Sahin Durmuş Yıldıray, Gür Mustafa, Elbasan Zafer, Yıldız Ali, Kaya Zekeriya, Içen Yahya Kemal, Kıvrak Ali, Türkoğlu Caner, Yılmaz Remzi, Caylı Murat
Adana Numune Education and Research Hospital, Department of Cardiology, Adana;
Exp Clin Cardiol. 2013 Spring;18(2):e77-81.
Patients with ST-segment elevation myocardial infarction (STEMI) and a patent infarct-related artery (IRA) experience lower mortality and better clinical outcome, but little is known about the predictors of IRA patency before primary percutaneous coronary intervention (PCI) in the setting of STEMI.
To assess possible predictors of patency of IRA before primary PCI in patients with STEMI.
A total of 880 patients with STEMI undergoing primary PCI were prospectively included (646 male, 234 female; mean [± SD] age 58.5±12.4 years). Blood samples were obtained on admission to investigate biochemical markers. Preinterventional thrombolysis in myocardial infarction (TIMI) flow was assessed in all patients. The patients were divided into two groups according to the pre-PCI TIMI flow as impaired flow group (TIMI flow 0, 1 and 2) and normal flow group (TIMI flow 3). Transthoracic echocardiography was performed in all patients.

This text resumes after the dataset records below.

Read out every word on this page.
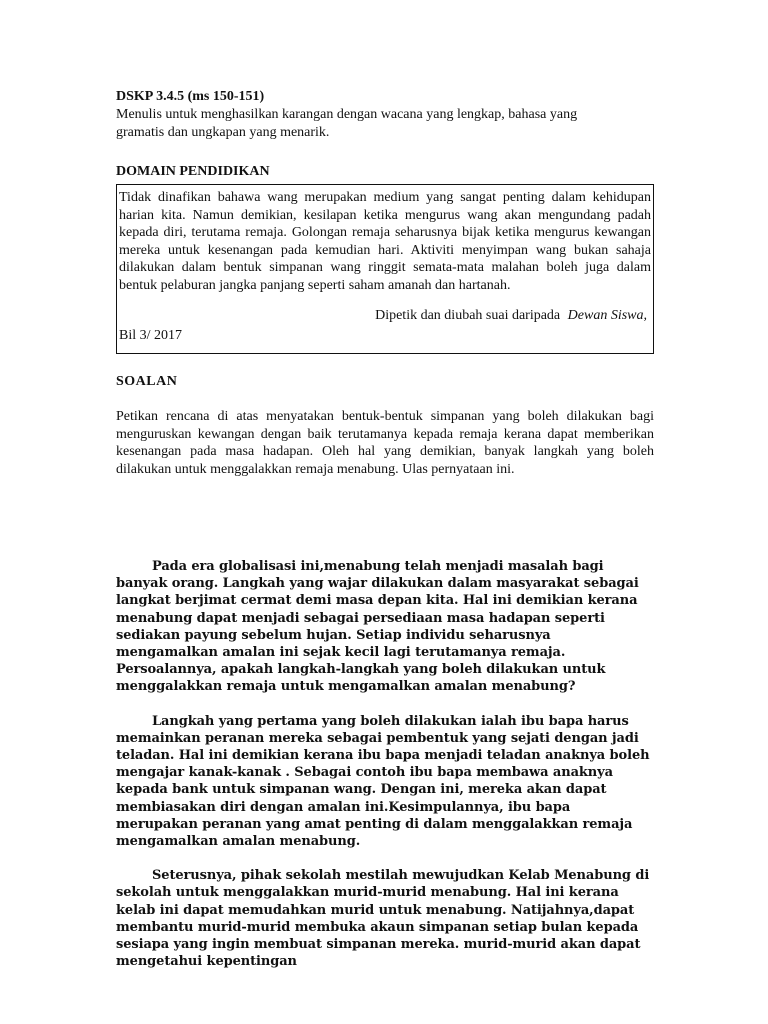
DSKP 3.4.5 (ms 150-151)

Menulis untuk menghasilkan karangan dengan wacana yang lengkap, bahasa yang

gramatis dan ungkapan yang menarik.

DOMAIN PENDIDIKAN

Tidak dinafikan bahawa wang merupakan medium yang sangat penting dalam kehidupan harian kita. Namun demikian, kesilapan ketika mengurus wang akan mengundang padah kepada diri, terutama remaja. Golongan remaja seharusnya bijak ketika mengurus kewangan mereka untuk kesenangan pada kemudian hari. Aktiviti menyimpan wang bukan sahaja dilakukan dalam bentuk simpanan wang ringgit semata-mata malahan boleh juga dalam bentuk pelaburan jangka panjang seperti saham amanah dan hartanah.

Dipetik dan diubah suai daripada Dewan Siswa,

Bil 3/ 2017

SOALAN

Petikan rencana di atas menyatakan bentuk-bentuk simpanan yang boleh dilakukan bagi menguruskan kewangan dengan baik terutamanya kepada remaja kerana dapat memberikan kesenangan pada masa hadapan. Oleh hal yang demikian, banyak langkah yang boleh dilakukan untuk menggalakkan remaja menabung. Ulas pernyataan ini.

Pada era globalisasi ini,menabung telah menjadi masalah bagi banyak orang. Langkah yang wajar dilakukan dalam masyarakat sebagai langkat berjimat cermat demi masa depan kita. Hal ini demikian kerana menabung dapat menjadi sebagai persediaan masa hadapan seperti sediakan payung sebelum hujan. Setiap individu seharusnya mengamalkan amalan ini sejak kecil lagi terutamanya remaja. Persoalannya, apakah langkah-langkah yang boleh dilakukan untuk menggalakkan remaja untuk mengamalkan amalan menabung?

Langkah yang pertama yang boleh dilakukan ialah ibu bapa harus memainkan peranan mereka sebagai pembentuk yang sejati dengan jadi teladan. Hal ini demikian kerana ibu bapa menjadi teladan anaknya boleh mengajar kanak-kanak . Sebagai contoh ibu bapa membawa anaknya kepada bank untuk simpanan wang. Dengan ini, mereka akan dapat membiasakan diri dengan amalan ini.Kesimpulannya, ibu bapa merupakan peranan yang amat penting di dalam menggalakkan remaja mengamalkan amalan menabung.

Seterusnya, pihak sekolah mestilah mewujudkan Kelab Menabung di sekolah untuk menggalakkan murid-murid menabung. Hal ini kerana kelab ini dapat memudahkan murid untuk menabung. Natijahnya,dapat membantu murid-murid membuka akaun simpanan setiap bulan kepada sesiapa yang ingin membuat simpanan mereka. murid-murid akan dapat mengetahui kepentingan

Eighty-three (9.43%) patients had pre-PCI TIMI 3 flow in IRA. Uric acid levels and neutrophil to lymphocyte (N to L) ratio in the normal flow group were lower than in the impaired flow group (P<0.001 for both). However, ejection fraction (EF) was higher in the normal flow group than in the impaired flow group. Multivariate logistic regression analysis showed that IRA patency was independently associated with serum uric acid level (β 0.673 [95% CI 0.548 to 0.826]; P<0.001), N to L ratio (β 0.783 [95% CI 0.683 to 0.897]; P<0.001) and EF (β 1.033 [95% CI 1.006 to 1.061]; P=0.016).
Serum uric acid level, N to L ratio and EF are independent predictors of the pre-PCI patency of IRA in patients with STEMI undergoing primary PCI.
ST段抬高型心肌梗死(STEMI)且梗死相关动脉(IRA)通畅的患者死亡率较低,临床结局较好,但对于STEMI患者在接受直接经皮冠状动脉介入治疗(PCI)前IRA通畅的预测因素知之甚少。
评估STEMI患者在接受直接PCI前IRA通畅的可能预测因素。
前瞻性纳入880例接受直接PCI的STEMI患者(男性646例,女性234例;平均年龄[±标准差]58.5±12.4岁)。入院时采集血样以检测生化标志物。对所有患者进行介入前心肌梗死溶栓(TIMI)血流评估。根据PCI前TIMI血流情况将患者分为两组,即血流受损组(TIMI血流0、1和2级)和正常血流组(TIMI血流3级)。对所有患者进行经胸超声心动图检查。
83例(9.43%)患者的IRA在PCI前为TIMI 3级血流。正常血流组的尿酸水平和中性粒细胞与淋巴细胞(N/L)比值低于血流受损组(两者P<0.001)。然而,正常血流组的射血分数(EF)高于血流受损组。多因素逻辑回归分析显示,IRA通畅与血清尿酸水平(β0.673[95%可信区间0.548至0.826];P<0.001)、N/L比值(β0.783[95%可信区间0.683至0.897];P<0.001)和EF(β1.033[95%可信区间1.006至1.061];P=0.016)独立相关。
血清尿酸水平、N/L比值和EF是接受直接PCI的STEMI患者PCI前IRA通畅的独立预测因素。